— Нет, — Сергей покачал головой, — Мухина вы всё-таки допросили. Подозреваете его?
— Знаем мы теперь твоего Мухина как облупленного, — начальник особого отдела вздохнул. — Грешки за ним водятся, но не те, чтобы в контрреволюцию играть, даже скорее наоборот. Интересный человек, беседовал я с ним намедни, так он о тебе такое порассказал, хоть в рамку и на стену вешай. Ну и о себе многое. И дом мы его обыскали, тихо, пока его не было, и сожительницу проверили, любопытная персона, но безобидная. Мы уж думали, она связана как-то, отец её следователем был в то время и мог архив припрятать, но не тянет Варвара Алексеевна на Софью Блювштейн.
— Значит, не виноваты они?
— То, что Мухин твой в афере участвовал, мы ему простим, иначе весь город сажать придётся, но впредь пусть в тёмные делишки не влипает, ты уж ему передай. И вот ещё, интересный кадр — Липкина, вроде и поймать её не на чем, — Меркулов поджал губы, — как её взять? То, что она с сожителем своей подруги кувыркалась, к делу не пришьёшь, а если что с почты уносила, теперь не доказать. Сможешь её разговорить?
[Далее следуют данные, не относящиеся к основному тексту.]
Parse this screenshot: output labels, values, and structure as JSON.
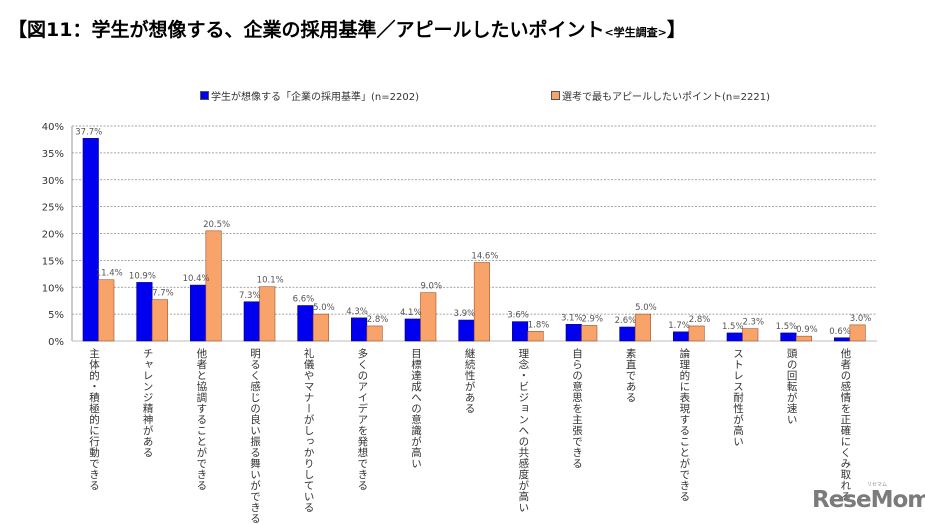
{
  "title": {
    "main": "【図11：学生が想像する、企業の採用基準／アピールしたいポイント",
    "sub": "<学生調査>",
    "close": "】"
  },
  "logo": {
    "text": "ReseMom",
    "small": "リセマム"
  },
  "colors": {
    "series1": "#0000ee",
    "series2": "#f8a36a",
    "series2_border": "#a0522d",
    "grid": "#888888"
  },
  "chart_data": {
    "type": "bar",
    "title": "図11：学生が想像する、企業の採用基準／アピールしたいポイント<学生調査>",
    "xlabel": "",
    "ylabel": "",
    "ylim": [
      0,
      40
    ],
    "yticks": [
      "0%",
      "5%",
      "10%",
      "15%",
      "20%",
      "25%",
      "30%",
      "35%",
      "40%"
    ],
    "ytick_values": [
      0,
      5,
      10,
      15,
      20,
      25,
      30,
      35,
      40
    ],
    "grid": true,
    "legend_position": "top",
    "categories": [
      "主体的・積極的に行動できる",
      "チャレンジ精神がある",
      "他者と協調することができる",
      "明るく感じの良い振る舞いができる",
      "礼儀やマナーがしっかりしている",
      "多くのアイデアを発想できる",
      "目標達成への意識が高い",
      "継続性がある",
      "理念・ビジョンへの共感度が高い",
      "自らの意思を主張できる",
      "素直である",
      "論理的に表現することができる",
      "ストレス耐性が高い",
      "頭の回転が速い",
      "他者の感情を正確にくみ取れる"
    ],
    "series": [
      {
        "name": "学生が想像する「企業の採用基準」(n=2202)",
        "values": [
          37.7,
          10.9,
          10.4,
          7.3,
          6.6,
          4.3,
          4.1,
          3.9,
          3.6,
          3.1,
          2.6,
          1.7,
          1.5,
          1.5,
          0.6
        ],
        "labels": [
          "37.7%",
          "10.9%",
          "10.4%",
          "7.3%",
          "6.6%",
          "4.3%",
          "4.1%",
          "3.9%",
          "3.6%",
          "3.1%",
          "2.6%",
          "1.7%",
          "1.5%",
          "1.5%",
          "0.6%"
        ]
      },
      {
        "name": "選考で最もアピールしたいポイント(n=2221)",
        "values": [
          11.4,
          7.7,
          20.5,
          10.1,
          5.0,
          2.8,
          9.0,
          14.6,
          1.8,
          2.9,
          5.0,
          2.8,
          2.3,
          0.9,
          3.0
        ],
        "labels": [
          "11.4%",
          "7.7%",
          "20.5%",
          "10.1%",
          "5.0%",
          "2.8%",
          "9.0%",
          "14.6%",
          "1.8%",
          "2.9%",
          "5.0%",
          "2.8%",
          "2.3%",
          "0.9%",
          "3.0%"
        ]
      }
    ]
  }
}
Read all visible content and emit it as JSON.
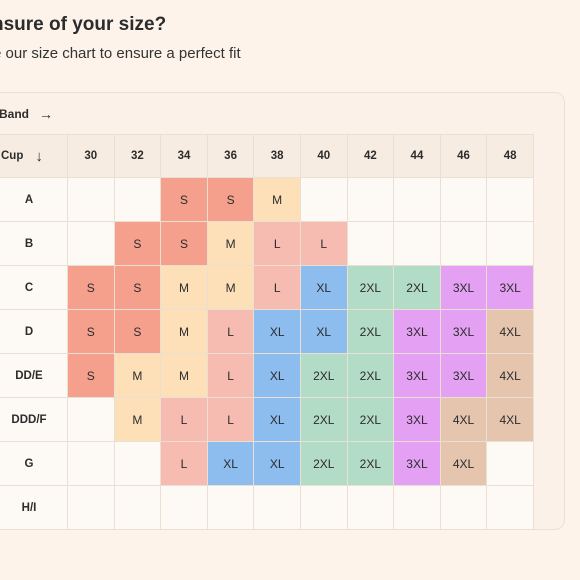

— Мне она ничего не скажет, но есть, — Травин улыбнулся, — отличная идея, как выбить из Зои Лвовны признание, если это они с Лакобой или радиолюбителем Глашу прикончили. Кое-кто подсказал.
Глава 19
На почте царил кавардак. Во вторник к обеду прибыло письмо из окрбанка, с признаками фальшивых червонцев, и кассиры, оставив для посетителей одно открытое окно, с лупами просматривали все наличные деньги. На всякий случай откладывали все банкноты, вызывающие подозрение, Семён себе места не находил.
— Как я мог такое пропустить? — он бегал от одного кассира к другому, перепроверяя дензнаки. — Ты как про фальшивки узнал?
— Да вместе с тобой.
— Липкина опять на работу не пришла, — доложила Марфа, — сказалась больной. Прислала паренька с оказией, вот, глядите.
— Отдай Клавдии Петровне, — Травин написал согласие. — Семён Карлович, подойди сюда и стой неподвижно, а то скоро у меня от твоего вида голова закружится. Кто у нас языками иностранными владеет, кроме тебя и телеграфистов?
— Аня Берзинь, — Семён сказал словно нехотя, покраснел. — У неё немецкий на уровне, и вообще девочка смышлёная, к знаниям тянется.
— Эх, товарищ Циммерман, — тихо сказал Сергей, — догадываюсь я, куда она тянется. Тебе Кислициной мало было, ты пока мне тут всех сотрудниц не перепортишь, не успокоишься, да? Знаешь, у меня есть идея, почему бы сюда не позвать работать твою жену, она ведь полька, тоже неплохо говорит по-немецки и на тебя положительное влияние окажет.
— Если ты так сделаешь, — сказал Семён быстро и тоже очень тихо, — ты мой злейший враг. А что с Липкиной?
Зоя Липкина во вторник чувствовала себя хуже некуда. Понедельник она провела на работе, потом отлично поужинала, выпила чашку шоколада и легла в кровать чуть позже десяти, но уже в час ночи её разбудили, выволокли из кровати эти ужасные и очень страшные сотрудники ГПУ, привезли неизвестно куда, и не давали ей ни спать, ни есть, ни пить. До утра она кое-как держалась, а потом поплыла, глаза сами смыкались, люди входили в камеру, светили лампой, били по щекам. Зоя думала, что она сильная, и не скажет никому ничего, но со временем её решимость исчезла. А тут ещё накатывали волны сонливости, она уже плохо понимала, где явь, а где видения, и на женский силуэт отреагировала почти равнодушно. Пока не узнала в женщине Екимову.
— Что же ты так, Зоя? — грустно сказала Глаша. Голос у неё был глухим, горло — черным. — Мне так холодно и грустно. Почему вы так со мной?
Она была одета в драповое пальто, такое же, как в тот вечер, на плече висела брезентовая сумка, фетровая шляпка на голове была совсем другой, но Зоя не обратила на это внимания. Она пыталась выпрыгнуть из сна, и держалась до того момента, как мёртвая подруга подошла к ней и дотронулась ледяными почерневшими пальцами до шеи.
— Нет! — закричала она, отпрыгивая к стене, — нет! Сгинь!
Но Глаша наступала, тянула руки, и только когда Липкина разрыдалась, исчезла.
— С вами всё в порядке? — в камеру заглянул красноармеец.